Thursday, March 23, 2017

Curried Chicken Corn Chowder


Servings:  6 


Ingredients:
1 tablespoon olive oil
1/2 cup bacon - diced small
2 cup onion - diced
1 cup celery - diced
1 cup zucchini diced
1 tbsp. red curry paste or curry powder
1 large chicken breast  - cut up into med. cubes
2 tbsp.  potato starch
1 large  potato - if using Russet - peeled and diced into large chunks
1 can kernel corn (12 oz./341 ml can) or 2 corn on the cobs
6-8 cups  soup stock (broth) of choice. I am using chicken stock for this recipe
salt & pepper to taste

Heat a large soup pot over medium and add olive oil.
Sauté bacon with the onions. 
Add potato starch to thicken the chowder.
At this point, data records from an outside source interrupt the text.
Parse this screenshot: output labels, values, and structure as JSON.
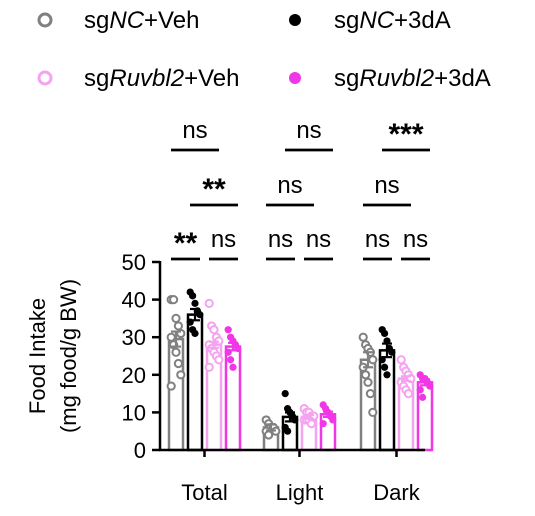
{
  "chart_data": {
    "type": "bar",
    "ylabel_line1": "Food Intake",
    "ylabel_line2": "(mg food/g BW)",
    "ylim": [
      0,
      50
    ],
    "yticks": [
      "0",
      "10",
      "20",
      "30",
      "40",
      "50"
    ],
    "categories": [
      "Total",
      "Light",
      "Dark"
    ],
    "series": [
      {
        "name": "sgNC+Veh",
        "prefix": "sg",
        "italic": "NC",
        "suffix": "+Veh",
        "color": "#808080",
        "marker": "open",
        "values": [
          29.5,
          6.0,
          24.0
        ],
        "sem": [
          2.0,
          0.8,
          2.0
        ],
        "points": [
          [
            40,
            40,
            35,
            33,
            31,
            30,
            28,
            26,
            23,
            20,
            17
          ],
          [
            8,
            7,
            6,
            6,
            5,
            5,
            4
          ],
          [
            30,
            28,
            27,
            26,
            24,
            22,
            20,
            18,
            15,
            10
          ]
        ]
      },
      {
        "name": "sgNC+3dA",
        "prefix": "sg",
        "italic": "NC",
        "suffix": "+3dA",
        "color": "#000000",
        "marker": "filled",
        "values": [
          36.0,
          8.8,
          26.5
        ],
        "sem": [
          1.5,
          1.2,
          1.8
        ],
        "points": [
          [
            42,
            41,
            39,
            37,
            36,
            34,
            32,
            31
          ],
          [
            15,
            11,
            10,
            9,
            8,
            6,
            5
          ],
          [
            32,
            31,
            29,
            27,
            26,
            24,
            22,
            20
          ]
        ]
      },
      {
        "name": "sgRuvbl2+Veh",
        "prefix": "sg",
        "italic": "Ruvbl2",
        "suffix": "+Veh",
        "color": "#f5a3f0",
        "marker": "open",
        "values": [
          28.0,
          8.8,
          19.0
        ],
        "sem": [
          0.8,
          0.5,
          0.6
        ],
        "points": [
          [
            39,
            33,
            32,
            30,
            29,
            28,
            27,
            26,
            25,
            24,
            22
          ],
          [
            11,
            10,
            10,
            9,
            9,
            8,
            8,
            8,
            7
          ],
          [
            24,
            22,
            21,
            20,
            19,
            18,
            17,
            16,
            15
          ]
        ]
      },
      {
        "name": "sgRuvbl2+3dA",
        "prefix": "sg",
        "italic": "Ruvbl2",
        "suffix": "+3dA",
        "color": "#f036e6",
        "marker": "filled",
        "values": [
          27.5,
          9.5,
          18.0
        ],
        "sem": [
          1.0,
          0.7,
          0.8
        ],
        "points": [
          [
            32,
            30,
            29,
            28,
            27,
            26,
            24,
            22
          ],
          [
            12,
            11,
            10,
            9,
            8,
            7
          ],
          [
            20,
            19,
            19,
            18,
            17,
            16,
            14
          ]
        ]
      }
    ],
    "significance": [
      {
        "label": "ns",
        "category": 0,
        "from": 0,
        "to": 2,
        "level": 5
      },
      {
        "label": "**",
        "category": 0,
        "from": 1,
        "to": 3,
        "level": 4
      },
      {
        "label": "**",
        "category": 0,
        "from": 0,
        "to": 1,
        "level": 3
      },
      {
        "label": "ns",
        "category": 0,
        "from": 2,
        "to": 3,
        "level": 3
      },
      {
        "label": "ns",
        "category": 1,
        "from": 1,
        "to": 3,
        "level": 5
      },
      {
        "label": "ns",
        "category": 1,
        "from": 0,
        "to": 2,
        "level": 4
      },
      {
        "label": "ns",
        "category": 1,
        "from": 0,
        "to": 1,
        "level": 3
      },
      {
        "label": "ns",
        "category": 1,
        "from": 2,
        "to": 3,
        "level": 3
      },
      {
        "label": "***",
        "category": 2,
        "from": 1,
        "to": 3,
        "level": 5
      },
      {
        "label": "ns",
        "category": 2,
        "from": 0,
        "to": 2,
        "level": 4
      },
      {
        "label": "ns",
        "category": 2,
        "from": 0,
        "to": 1,
        "level": 3
      },
      {
        "label": "ns",
        "category": 2,
        "from": 2,
        "to": 3,
        "level": 3
      }
    ],
    "legend_position": "top",
    "grid": false
  }
}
If gluten is not an issue you can use 1/4 cup of all purpose flour instead of potato starch.
Add remaining vegetables and chicken and cook until the onions are transparent.
Add curry and salt & pepper.
Add corn, diced potatoes & soup stock (veggie or chicken).
Stir well and leave on the medium high heat to bring up to the boil.
Once boiled, stir and immediately reduce the heat and simmer for 15- 20 minutes until the potato is cooked. 
Serve hot with fresh bread or your families favourites crackers.